Many parents and students are expected to object if schools start teaching evolution more rigorously. More than half of Americans either don't think evolution should be taught in the schools at all or think that it ought to be taught along with creationism or intelligent design, which argues that God created the world or has guided evolution. Evangelical Christians are most likely to resist the theory of evolution; mainline Protestants and Catholics and Jews tend to accept evolution and don't see it as conflicting with their faiths.

School districts have responded to the pressure from parents. According to the article, a 2007 survey of high school biology teachers showed that only about 28 percent of the biology teachers were "clear advocates of evolutionary biology." Another 13 percent were clear advocates of creationism or intelligent design. The remainder of teachers were in the "cautious middle," teaching the concept of evolution but undermining the theory in various ways, probably because they didn't want to stir up controversy. They didn't spend as much time teaching about evolution or didn't teach the theory as rigorously. Those teachers might tell kids they need to learn about evolution to pass a state test but they don't have to believe in it or tell the kids to make up their own minds about whether evolution or creationism is true.

All of this is an issue because America desperately needs more home-grown scientists and we aren't turning out enough of them.

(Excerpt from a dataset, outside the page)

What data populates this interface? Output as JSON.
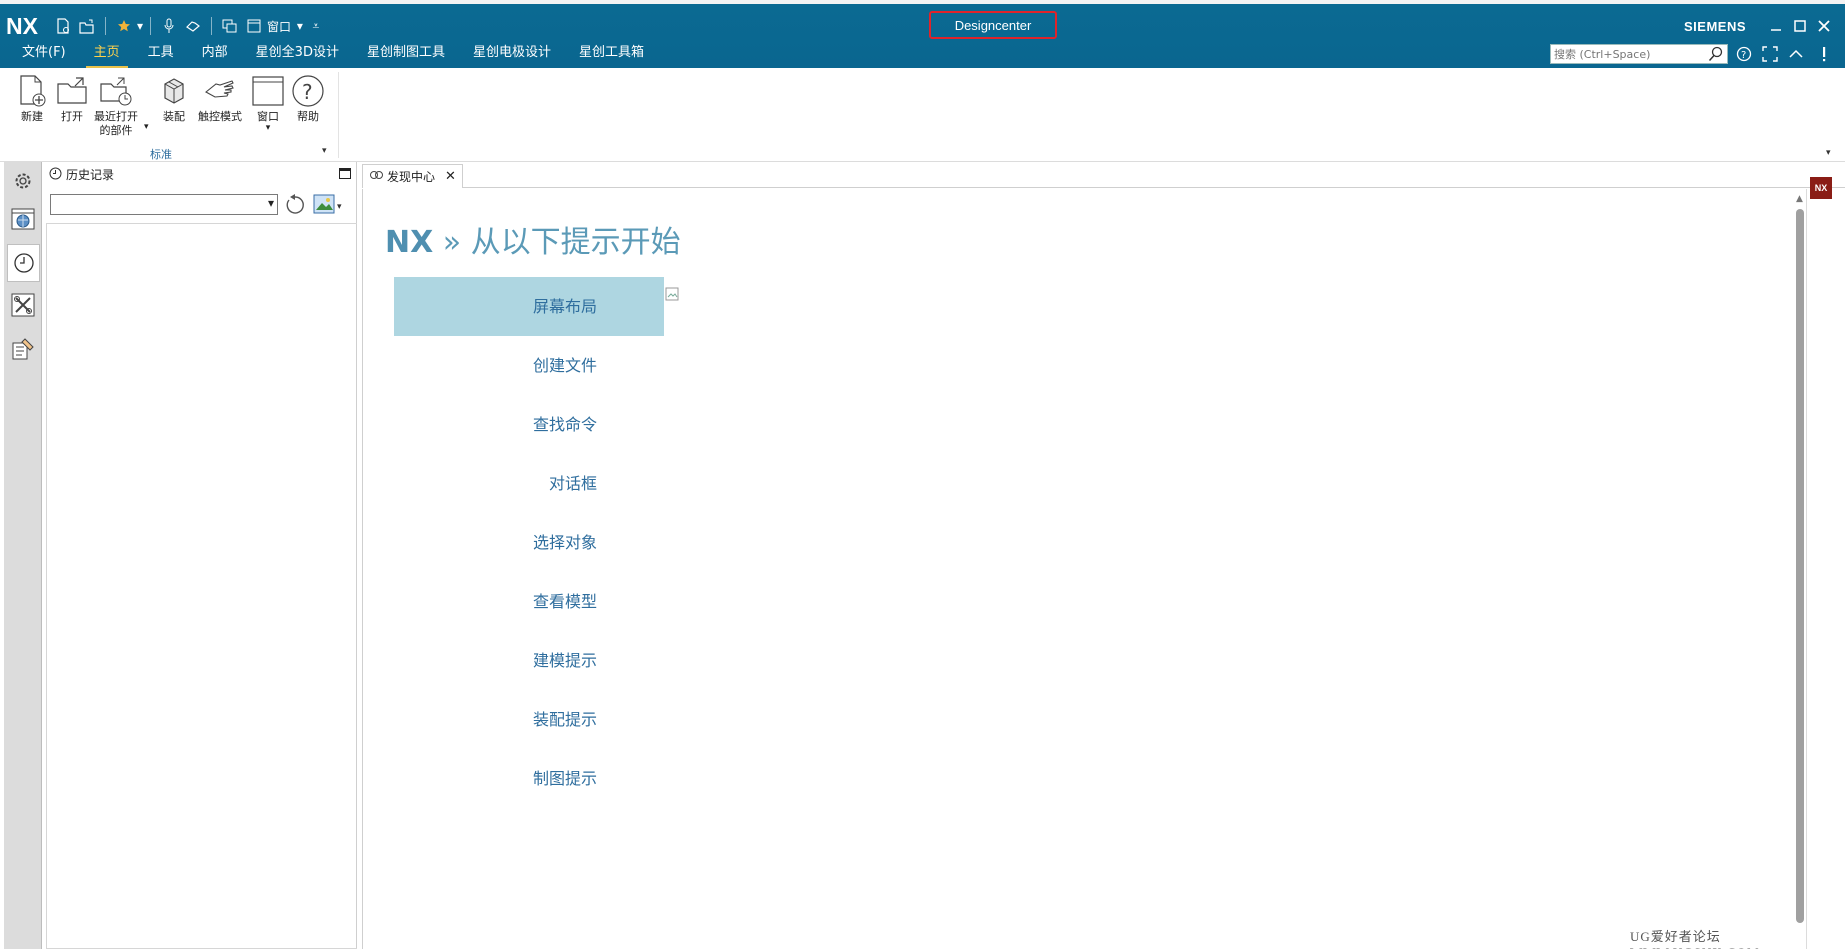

Many of our scientists are coming from abroad and other countries could quickly surpass the United States in the sciences. Kids who don't learn and understand evolutionary theory will be crippled if they want to pursue a career in the sciences. There is no real controversy among scientists about evolution. The National Academy of Sciences says the evidence for evolution is "overwhelming and compelling." Scientists believe that humans did indeed evolve from apes.

So how best to ensure that kids actually get a good scientific education and that the country doesn't fall too far behind? One Arizona biology teacher quoted in the American Educator article said she is both committed to teaching evolutionary biology and is a practicing Christian. She tries to teach her students that science and religion ask different questions and don't necessary have to conflict. My own high school biology teacher was an outspoken atheist but he assigned the class to write an essay explaining both the theory of evolution and what our own churches taught about evolution. The essay also had to address how we thought schools ought to teach evolution and/or creationism. That may have been the best way to teach the concept in a conservative, religious area, though I don't think we actually spent much time on the theory of evolution. Minot State University has hosted Darwin Days, where kids learn in depth about evolution in fun, engaging ways. Area schools bus high school biology students to the university for a day to listen to speakers and view scientific presentations. I like MSU's approach and wish more high school biology students could attend Darwin Days.

However evolution is taught, it's pretty clear to me that it must be taught and taught well or kids will lose out.